When it comes to herbs and spices (herbs are typically the leafy, green portions of a plant, while spices are derived from other parts including seeds, berries, fruits, bark and roots), knowing how to buy and store them can help keep them fresher, longer. Use these tips: 

  1. Fresh is best when it comes to flavor. Growing your own herbs is not only cost effective, but offers up freshness to every meal. Even if you have no room for a vegetable garden, a few pots in a sunny window can produce a handful of herbs for you to use. If you simply can't grow them, take advantage of the fresh herbs that are now widely available in the produce section of most supermarkets and natural food stores.

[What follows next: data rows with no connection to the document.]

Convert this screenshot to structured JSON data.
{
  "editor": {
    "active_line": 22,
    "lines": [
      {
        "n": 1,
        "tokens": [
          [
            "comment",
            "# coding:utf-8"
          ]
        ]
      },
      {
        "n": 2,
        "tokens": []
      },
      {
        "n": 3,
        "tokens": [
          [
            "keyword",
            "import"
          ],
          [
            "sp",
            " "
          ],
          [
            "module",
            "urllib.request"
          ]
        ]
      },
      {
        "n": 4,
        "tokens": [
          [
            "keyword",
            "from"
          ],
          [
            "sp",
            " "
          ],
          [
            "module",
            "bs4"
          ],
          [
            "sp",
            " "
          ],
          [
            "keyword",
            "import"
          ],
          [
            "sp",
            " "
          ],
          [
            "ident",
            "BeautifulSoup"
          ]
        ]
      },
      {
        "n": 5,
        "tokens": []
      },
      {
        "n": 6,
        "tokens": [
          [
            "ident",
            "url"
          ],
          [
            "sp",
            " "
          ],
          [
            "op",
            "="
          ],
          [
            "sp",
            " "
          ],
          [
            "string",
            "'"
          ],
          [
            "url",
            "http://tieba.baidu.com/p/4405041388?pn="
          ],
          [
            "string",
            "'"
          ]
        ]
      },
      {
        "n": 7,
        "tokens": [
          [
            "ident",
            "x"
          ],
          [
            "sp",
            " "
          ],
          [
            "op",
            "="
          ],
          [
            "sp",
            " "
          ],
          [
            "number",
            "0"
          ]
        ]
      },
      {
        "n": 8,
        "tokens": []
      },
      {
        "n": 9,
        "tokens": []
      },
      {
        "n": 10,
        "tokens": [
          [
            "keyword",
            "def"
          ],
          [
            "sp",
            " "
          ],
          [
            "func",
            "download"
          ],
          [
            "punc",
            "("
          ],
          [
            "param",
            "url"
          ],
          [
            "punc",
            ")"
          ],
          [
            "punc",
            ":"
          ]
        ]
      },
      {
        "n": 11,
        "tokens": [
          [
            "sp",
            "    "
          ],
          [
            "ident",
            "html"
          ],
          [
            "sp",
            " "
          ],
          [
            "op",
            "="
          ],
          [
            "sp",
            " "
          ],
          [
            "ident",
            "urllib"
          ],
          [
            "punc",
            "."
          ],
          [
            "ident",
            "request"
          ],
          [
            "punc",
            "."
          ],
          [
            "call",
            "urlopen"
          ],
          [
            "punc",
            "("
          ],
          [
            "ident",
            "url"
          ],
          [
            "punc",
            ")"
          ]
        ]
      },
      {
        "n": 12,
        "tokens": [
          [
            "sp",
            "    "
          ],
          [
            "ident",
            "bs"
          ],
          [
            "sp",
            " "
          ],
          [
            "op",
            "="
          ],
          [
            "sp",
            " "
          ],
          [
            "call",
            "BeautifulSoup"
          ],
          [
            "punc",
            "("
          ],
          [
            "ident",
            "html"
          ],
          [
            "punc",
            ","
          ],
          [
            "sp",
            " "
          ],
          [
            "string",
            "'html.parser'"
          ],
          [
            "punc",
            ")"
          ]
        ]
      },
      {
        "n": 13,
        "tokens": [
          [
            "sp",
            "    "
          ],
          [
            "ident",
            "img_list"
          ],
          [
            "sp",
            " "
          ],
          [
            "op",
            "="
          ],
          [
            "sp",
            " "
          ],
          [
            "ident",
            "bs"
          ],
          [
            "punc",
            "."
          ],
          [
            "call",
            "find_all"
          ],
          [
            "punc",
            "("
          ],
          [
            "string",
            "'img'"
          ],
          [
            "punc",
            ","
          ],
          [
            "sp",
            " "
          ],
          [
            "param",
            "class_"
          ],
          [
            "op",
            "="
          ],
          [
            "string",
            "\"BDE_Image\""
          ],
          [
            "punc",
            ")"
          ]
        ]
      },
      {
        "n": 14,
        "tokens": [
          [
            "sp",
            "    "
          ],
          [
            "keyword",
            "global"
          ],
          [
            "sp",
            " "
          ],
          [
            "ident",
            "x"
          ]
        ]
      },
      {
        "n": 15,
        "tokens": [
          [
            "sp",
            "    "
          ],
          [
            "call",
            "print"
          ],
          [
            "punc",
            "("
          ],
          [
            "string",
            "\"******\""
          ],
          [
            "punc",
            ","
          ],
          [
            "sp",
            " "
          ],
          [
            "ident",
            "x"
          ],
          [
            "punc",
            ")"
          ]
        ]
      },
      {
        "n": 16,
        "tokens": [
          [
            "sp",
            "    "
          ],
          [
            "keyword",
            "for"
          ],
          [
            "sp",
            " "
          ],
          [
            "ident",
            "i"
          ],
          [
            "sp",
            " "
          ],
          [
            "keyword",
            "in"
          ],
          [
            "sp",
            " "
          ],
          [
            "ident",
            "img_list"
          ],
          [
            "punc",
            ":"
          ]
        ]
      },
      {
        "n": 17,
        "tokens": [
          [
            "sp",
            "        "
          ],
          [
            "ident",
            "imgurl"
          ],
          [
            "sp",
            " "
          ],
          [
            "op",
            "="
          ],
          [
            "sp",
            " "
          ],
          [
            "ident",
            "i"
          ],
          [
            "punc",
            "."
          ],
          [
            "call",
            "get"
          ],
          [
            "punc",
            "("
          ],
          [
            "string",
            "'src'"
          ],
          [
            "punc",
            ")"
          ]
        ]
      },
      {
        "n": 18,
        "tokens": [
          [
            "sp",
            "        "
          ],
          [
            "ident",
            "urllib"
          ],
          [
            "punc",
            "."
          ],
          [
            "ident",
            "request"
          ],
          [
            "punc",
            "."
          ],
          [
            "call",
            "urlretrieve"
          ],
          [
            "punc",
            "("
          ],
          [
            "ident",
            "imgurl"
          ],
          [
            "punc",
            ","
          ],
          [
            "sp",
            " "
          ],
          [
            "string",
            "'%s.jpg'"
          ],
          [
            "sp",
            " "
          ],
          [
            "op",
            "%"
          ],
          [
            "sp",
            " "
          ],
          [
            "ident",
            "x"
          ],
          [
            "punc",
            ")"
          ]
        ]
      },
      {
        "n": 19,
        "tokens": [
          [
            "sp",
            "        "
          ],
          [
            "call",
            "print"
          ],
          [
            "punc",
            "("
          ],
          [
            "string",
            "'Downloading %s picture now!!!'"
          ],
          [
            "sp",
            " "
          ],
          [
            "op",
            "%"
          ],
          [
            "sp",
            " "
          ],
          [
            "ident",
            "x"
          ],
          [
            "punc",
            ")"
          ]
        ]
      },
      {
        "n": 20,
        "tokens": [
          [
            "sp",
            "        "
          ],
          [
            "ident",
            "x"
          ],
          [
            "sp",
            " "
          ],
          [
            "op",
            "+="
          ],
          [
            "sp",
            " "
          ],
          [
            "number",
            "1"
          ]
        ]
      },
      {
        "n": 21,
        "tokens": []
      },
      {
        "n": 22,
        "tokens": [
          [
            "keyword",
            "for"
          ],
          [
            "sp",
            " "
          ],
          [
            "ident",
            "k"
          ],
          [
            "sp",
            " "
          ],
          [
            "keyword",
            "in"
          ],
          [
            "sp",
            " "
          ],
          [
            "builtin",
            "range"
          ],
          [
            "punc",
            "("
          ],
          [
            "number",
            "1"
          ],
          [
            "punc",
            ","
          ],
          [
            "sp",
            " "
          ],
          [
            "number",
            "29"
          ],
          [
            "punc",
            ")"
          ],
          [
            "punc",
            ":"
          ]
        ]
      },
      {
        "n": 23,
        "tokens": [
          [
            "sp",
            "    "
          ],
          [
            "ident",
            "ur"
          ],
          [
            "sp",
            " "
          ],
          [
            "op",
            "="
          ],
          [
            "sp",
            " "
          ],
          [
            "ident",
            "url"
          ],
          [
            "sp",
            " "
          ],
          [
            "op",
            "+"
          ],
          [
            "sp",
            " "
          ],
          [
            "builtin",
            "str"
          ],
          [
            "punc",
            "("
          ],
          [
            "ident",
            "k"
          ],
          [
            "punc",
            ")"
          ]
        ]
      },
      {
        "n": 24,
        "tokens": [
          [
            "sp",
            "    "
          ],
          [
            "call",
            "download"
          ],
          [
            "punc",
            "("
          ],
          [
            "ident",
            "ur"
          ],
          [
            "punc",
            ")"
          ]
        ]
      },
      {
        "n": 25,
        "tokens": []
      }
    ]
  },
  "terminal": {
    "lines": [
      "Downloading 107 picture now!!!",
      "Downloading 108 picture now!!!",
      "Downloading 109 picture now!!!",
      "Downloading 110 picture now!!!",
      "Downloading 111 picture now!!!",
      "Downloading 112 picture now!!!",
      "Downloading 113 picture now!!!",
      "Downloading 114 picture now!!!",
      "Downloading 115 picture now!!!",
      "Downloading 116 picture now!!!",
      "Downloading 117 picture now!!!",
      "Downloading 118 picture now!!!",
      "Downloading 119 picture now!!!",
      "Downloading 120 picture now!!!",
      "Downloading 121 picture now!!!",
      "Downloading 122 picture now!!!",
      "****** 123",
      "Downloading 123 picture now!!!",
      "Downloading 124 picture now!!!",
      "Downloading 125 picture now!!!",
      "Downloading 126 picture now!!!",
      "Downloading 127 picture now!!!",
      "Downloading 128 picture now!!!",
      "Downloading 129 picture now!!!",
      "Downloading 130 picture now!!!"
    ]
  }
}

  2. Dried herbs often suffer from muted flavors because the essential oils have volatized away. Two ways to encourage the flavor to return - crush with your fingers or a mortar and pestle just before cooking to release the oils that remain. You can also briefly sauté them with olive oil on low heat.
  3. If you do use dried herbs and spices, store them in tightly covered containers away from light, heat and moisture. Don't sprinkle from a container into a steaming pot - the steam will enter the container and degrade the spice over time. Instead, shake into your palm, away from the steam, before adding to the dish.
  4. Generally speaking, dried, ground herbs and spices are typically good for up to six months.